Oh Yeah…I also realized there's a ying and a yang to the Age of Loss, things you lose and things you gain as well. Like a few extra pounds here and there, wrinkles, more forehead, blood pressure, wisdom (some people anyway) and an ever increasing collection of aches and pains.

Actually what got me started on this train of thought was the news that a dear uncle of mine had passed away. Some people pass through your life and while you have fond memories of your time with them, they never leave a mark. My uncle Ray not only left a mark he helped to define who I have become. Certainly not as much as my immediate family but in ways that only someone outside your daily life could. At his military funeral I was talking to friends and family about not seeing each other these days except at funerals. It use to be at weddings. Welcome to the Age of Loss.

You might ask, what does this have to do with running and the marathon. I’m glad you asked. Acknowledging I have moved into a new phase meant acknowledging that my best running years are long behind me. That despite my belief that I still have one more good marathon in me, just surviving the marathon and not being carried off in a wheelchair is going to be the best I can hope for. Heck, just surviving the training and getting to the starting line without ending up in traction might be my new goal. It is interesting how the body recognizes its age long before the mind will acknowledge it.

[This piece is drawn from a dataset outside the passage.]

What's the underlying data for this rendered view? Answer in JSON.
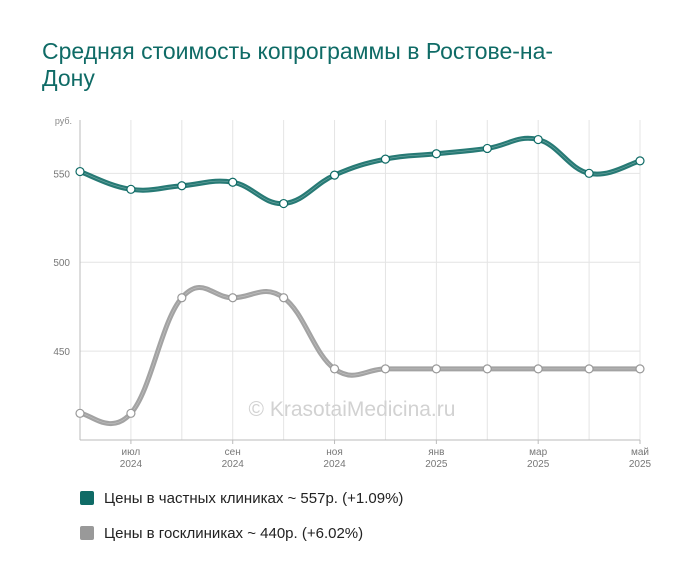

But it also struck me that the Age of Loss is not just an age thing. We all know people who have suffered losses early in their lives. The death of a parent, sibling, or friend; loss of a parent to divorce, loss of a job, a home or maybe even a place to live. There are few things more heart wrenching to me than thinking about being a parent who can’t provide my children with a bed, clothes or even an expectation on where the next meal will come from. The loss of a sense of security and hope must be overwhelming.

So the ying and yang of my Age of Loss is while I’ve lost the ability to get through my marathon training without looking like the hunchback of Notre Dame, I’ve gain the opportunity to use my running and friendships to help put children in a bed, food in their stomachs, a smile on their parent’s face and a bit of hope back in their lives. To me that’s a net gain any way you look at it.